马天复眉毛一扬:“谁说的?‘五味坊’之‘五味’,既可指食之五味,又可指药之五味。以后,我五味坊,便是一家药膳馆!”
“药……药膳?”
“不错!来此吃饭,有病治病,无病强身!当然,食疗之法,日久方可见效。岂不闻‘授人予鱼不如授人予渔?’在这里吃一顿当然没效果,我们还要告诉客人回家什么当吃什么不当吃。你说,这么一顿饭,三百文钱贵不贵?”说罢马天复指了指已上桌的菜。
“二位客官,枸杞鲫鱼汤,补气的。猪血炖豆腐,补血的。蕨菜干烧肉,清热解毒,嗯……嗯……哦,治便秘的,吃了就通了!”小兰笑盈盈地报着菜名。
鱼汤和猪血豆腐都是大盆盛的,张全看着小兰,说不出的心疼:“小六姑娘啊,这么重,你一次端过来累不累啊?万一一个不稳,烫着哪儿了怎么办呀!”

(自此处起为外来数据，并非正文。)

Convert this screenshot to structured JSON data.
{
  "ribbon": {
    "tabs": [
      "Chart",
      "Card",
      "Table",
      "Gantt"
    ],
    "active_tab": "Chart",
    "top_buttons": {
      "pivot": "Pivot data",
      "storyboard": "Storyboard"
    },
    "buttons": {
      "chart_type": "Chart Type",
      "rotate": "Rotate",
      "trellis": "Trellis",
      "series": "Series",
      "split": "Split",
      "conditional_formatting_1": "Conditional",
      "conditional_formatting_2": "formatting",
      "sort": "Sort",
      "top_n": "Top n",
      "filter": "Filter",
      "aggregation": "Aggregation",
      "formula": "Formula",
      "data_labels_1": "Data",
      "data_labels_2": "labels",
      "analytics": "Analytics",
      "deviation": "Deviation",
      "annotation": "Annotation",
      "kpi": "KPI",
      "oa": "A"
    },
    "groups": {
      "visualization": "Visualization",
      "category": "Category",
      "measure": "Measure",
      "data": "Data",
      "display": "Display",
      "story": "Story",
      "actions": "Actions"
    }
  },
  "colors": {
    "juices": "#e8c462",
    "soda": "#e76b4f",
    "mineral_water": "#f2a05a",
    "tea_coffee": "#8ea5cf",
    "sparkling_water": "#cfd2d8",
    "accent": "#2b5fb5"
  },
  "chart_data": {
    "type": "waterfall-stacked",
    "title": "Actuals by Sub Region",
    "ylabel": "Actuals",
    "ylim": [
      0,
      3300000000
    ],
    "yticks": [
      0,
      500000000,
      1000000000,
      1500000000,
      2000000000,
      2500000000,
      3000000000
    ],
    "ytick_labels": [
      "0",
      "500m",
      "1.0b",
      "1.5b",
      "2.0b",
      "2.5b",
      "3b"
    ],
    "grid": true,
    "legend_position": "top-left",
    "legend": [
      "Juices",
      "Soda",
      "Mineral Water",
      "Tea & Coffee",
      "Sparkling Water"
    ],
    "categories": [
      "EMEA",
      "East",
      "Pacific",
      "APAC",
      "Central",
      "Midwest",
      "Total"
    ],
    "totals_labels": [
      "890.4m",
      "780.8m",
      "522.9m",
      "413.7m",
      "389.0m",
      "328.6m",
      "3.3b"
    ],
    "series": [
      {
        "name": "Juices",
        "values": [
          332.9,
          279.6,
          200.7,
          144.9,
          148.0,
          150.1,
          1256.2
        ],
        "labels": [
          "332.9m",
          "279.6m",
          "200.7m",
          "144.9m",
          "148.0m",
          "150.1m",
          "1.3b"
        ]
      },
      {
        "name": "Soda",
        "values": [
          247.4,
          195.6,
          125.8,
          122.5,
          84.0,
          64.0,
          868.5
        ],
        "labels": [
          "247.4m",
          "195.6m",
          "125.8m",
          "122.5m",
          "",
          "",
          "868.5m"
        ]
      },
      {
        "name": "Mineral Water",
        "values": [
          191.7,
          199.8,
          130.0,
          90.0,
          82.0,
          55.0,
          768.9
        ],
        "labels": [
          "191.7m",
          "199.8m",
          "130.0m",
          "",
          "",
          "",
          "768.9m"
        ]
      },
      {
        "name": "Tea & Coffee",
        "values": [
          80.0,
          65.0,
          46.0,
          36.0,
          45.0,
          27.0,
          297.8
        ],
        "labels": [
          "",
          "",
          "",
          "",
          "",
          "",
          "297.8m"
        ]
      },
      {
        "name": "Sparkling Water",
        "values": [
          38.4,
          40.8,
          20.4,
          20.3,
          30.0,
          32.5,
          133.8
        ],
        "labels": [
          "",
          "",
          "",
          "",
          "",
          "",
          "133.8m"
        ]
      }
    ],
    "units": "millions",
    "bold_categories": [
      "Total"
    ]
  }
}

“没事,伙计送到门口我才端进来的。哎呀,小菜、酒、碗筷给忘了,客官稍等我去拿!”小兰又跑了出去。
张全满脸失望,一看不见小兰,他心里就空落落的。
“怎么做事的!”李虎嘟囔着,拈起一块肉放嘴里,“什么补气补血,不就是家常菜么!就这几个菜,你猜他们得要多少钱?”
张全一拍李虎手背:“要你钱了?白吃白喝,哪来这么多屁话!把爪子收起来,能有点规矩?跟你坐一桌都掉我身价!”
小兰再进来时带着个堂倌一起进来的,东西太多实在拿不动。酒和餐具,几小碟的腌菜、咸货,一盘油炸花生米,还有一个大砂锅,揭开锅盖,原来是个红通通、油亮亮的大蹄膀。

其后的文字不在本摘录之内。